8. Notice for California Residents (CCPA)

Do Not Sell or Share My Personal Information

We do not sell personal information for monetary gain. However, some of our advertising and analytics activities may be considered “sharing” of personal information under California law. California residents have the right to opt-out of this activity.

You can exercise your right to opt-out by managing your preferences on our dedicated page below:
https://www.lotusvita.com/opt-out-preferences/

9. Children’s Privacy

Our website is not intended for use by children under the age of 13, and we do not knowingly collect personal information from children under 13. If we become aware that we have collected such information, we will take steps to delete it.

10. Changes to This Privacy Policy

We may update this Privacy Policy from time to time. We will notify you of any changes by posting the new Privacy Policy on this page and updating the “Last Updated” date at the top.
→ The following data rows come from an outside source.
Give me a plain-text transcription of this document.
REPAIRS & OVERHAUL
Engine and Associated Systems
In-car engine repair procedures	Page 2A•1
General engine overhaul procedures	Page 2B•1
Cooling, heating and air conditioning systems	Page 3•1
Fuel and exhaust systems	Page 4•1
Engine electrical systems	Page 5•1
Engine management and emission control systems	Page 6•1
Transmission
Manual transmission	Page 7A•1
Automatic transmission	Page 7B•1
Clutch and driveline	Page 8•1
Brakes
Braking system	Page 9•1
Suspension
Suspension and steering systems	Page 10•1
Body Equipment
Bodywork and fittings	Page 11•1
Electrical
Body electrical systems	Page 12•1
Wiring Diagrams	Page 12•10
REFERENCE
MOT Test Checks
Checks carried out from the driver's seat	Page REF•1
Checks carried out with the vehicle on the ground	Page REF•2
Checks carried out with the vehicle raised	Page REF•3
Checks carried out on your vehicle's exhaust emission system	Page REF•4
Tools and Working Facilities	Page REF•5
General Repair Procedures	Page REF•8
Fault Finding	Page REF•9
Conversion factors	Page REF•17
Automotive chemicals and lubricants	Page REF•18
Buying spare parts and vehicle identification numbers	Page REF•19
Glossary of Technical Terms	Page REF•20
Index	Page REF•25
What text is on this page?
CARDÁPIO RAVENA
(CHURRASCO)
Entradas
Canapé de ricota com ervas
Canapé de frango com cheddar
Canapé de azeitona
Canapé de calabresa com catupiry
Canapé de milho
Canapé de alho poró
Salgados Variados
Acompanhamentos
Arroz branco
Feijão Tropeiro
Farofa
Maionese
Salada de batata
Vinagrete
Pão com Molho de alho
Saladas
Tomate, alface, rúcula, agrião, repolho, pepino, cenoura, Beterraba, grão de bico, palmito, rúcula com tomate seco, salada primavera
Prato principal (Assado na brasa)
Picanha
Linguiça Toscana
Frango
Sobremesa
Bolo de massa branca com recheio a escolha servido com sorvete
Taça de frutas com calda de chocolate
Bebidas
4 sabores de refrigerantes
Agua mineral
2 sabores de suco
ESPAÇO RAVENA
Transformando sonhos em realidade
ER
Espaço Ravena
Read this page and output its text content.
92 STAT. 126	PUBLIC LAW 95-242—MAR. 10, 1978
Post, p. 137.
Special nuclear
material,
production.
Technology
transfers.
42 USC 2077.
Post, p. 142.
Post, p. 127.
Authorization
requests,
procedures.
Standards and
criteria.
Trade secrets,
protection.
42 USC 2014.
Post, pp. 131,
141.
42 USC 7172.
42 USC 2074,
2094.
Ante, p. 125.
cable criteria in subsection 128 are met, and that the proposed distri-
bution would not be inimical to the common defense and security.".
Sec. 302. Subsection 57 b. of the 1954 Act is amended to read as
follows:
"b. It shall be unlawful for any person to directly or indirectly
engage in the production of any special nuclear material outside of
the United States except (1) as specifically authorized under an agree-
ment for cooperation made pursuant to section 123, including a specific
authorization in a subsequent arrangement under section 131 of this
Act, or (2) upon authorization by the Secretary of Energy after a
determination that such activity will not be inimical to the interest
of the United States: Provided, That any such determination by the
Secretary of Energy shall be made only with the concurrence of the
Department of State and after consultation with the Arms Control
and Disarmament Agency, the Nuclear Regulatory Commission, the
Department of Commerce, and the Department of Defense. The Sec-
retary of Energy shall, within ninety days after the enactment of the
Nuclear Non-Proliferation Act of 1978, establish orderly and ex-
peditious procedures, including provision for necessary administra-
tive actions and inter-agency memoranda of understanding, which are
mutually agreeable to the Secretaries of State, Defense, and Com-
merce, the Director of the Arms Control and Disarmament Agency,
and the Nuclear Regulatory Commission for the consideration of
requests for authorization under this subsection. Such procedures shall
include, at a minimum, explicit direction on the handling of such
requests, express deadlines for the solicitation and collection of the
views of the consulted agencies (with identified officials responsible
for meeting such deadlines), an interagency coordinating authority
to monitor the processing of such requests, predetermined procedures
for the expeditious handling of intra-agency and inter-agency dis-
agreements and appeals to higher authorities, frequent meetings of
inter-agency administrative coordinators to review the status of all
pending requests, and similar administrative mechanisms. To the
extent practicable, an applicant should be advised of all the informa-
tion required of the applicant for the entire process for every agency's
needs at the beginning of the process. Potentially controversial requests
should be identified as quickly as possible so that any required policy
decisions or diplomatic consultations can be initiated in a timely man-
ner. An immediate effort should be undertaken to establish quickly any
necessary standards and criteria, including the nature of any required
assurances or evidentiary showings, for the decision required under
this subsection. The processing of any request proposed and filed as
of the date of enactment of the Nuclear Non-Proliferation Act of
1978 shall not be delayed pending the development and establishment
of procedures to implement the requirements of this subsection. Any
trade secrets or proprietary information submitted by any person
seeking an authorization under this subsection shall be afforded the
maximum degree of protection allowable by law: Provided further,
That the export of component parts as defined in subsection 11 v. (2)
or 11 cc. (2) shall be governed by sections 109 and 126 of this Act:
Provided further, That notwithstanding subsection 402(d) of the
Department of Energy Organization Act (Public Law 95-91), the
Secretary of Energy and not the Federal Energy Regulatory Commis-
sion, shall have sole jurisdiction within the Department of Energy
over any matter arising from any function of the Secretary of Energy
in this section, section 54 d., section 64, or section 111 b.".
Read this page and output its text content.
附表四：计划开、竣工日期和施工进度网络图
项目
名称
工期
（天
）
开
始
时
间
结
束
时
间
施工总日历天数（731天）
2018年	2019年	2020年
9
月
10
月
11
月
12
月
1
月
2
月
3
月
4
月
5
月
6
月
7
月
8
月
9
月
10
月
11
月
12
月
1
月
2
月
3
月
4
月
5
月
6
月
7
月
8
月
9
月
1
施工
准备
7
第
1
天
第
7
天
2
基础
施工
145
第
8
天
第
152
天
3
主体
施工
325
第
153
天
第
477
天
11. Amazon Services API Data Policy

This policy outlines the specific procedures governing our handling of all data accessed via the Amazon Services API.

  • Data Collection & Use: Information accessed via the Amazon Services API is collected and used for the sole and explicit purpose of order fulfillment. This data is processed within our self-hosted WordPress/WooCommerce platform to perform essential functions, including generating shipping labels and responding directly to customer service inquiries related to orders.

  • Data Sharing: To complete the order fulfillment process, we share necessary Personally Identifiable Information (PII) only with essential shipping carriers (such as UPS, FedEx, USPS). This data is shared only to the extent required to purchase postage and generate a shipping label. We do not sell, share, or use Amazon-sourced data for any marketing, advertising, or other purpose.

  • Data Storage and Retention: Amazon PII is stored securely within our WooCommerce database on our encrypted, self-hosted server. PII is retained for a maximum of 30 days post-shipment to facilitate customer service, returns, and refunds. After this 30-day period, an automated process securely anonymizes the PII within the order record. Non-identifiable transaction data required for financial and tax compliance is retained for the legally required 7-year period.

  • Data Security: All Amazon data is protected by a multi-layered security architecture. This includes encryption in transit (TLS/SSL managed by Cloudflare and Traefik), encryption at rest (AES-256 full-disk encryption on our server), and robust network protection through Cloudflare’s Web Application Firewall (WAF) and server-level firewalls. Access is strictly limited by role-based controls within WordPress and key-based authentication for server administration.

  • Data Disposal: Following the 30-day retention period, PII is permanently and irreversibly anonymized in our production database by a script that overwrites the sensitive fields. Backups containing PII are automatically purged according to the same retention schedule.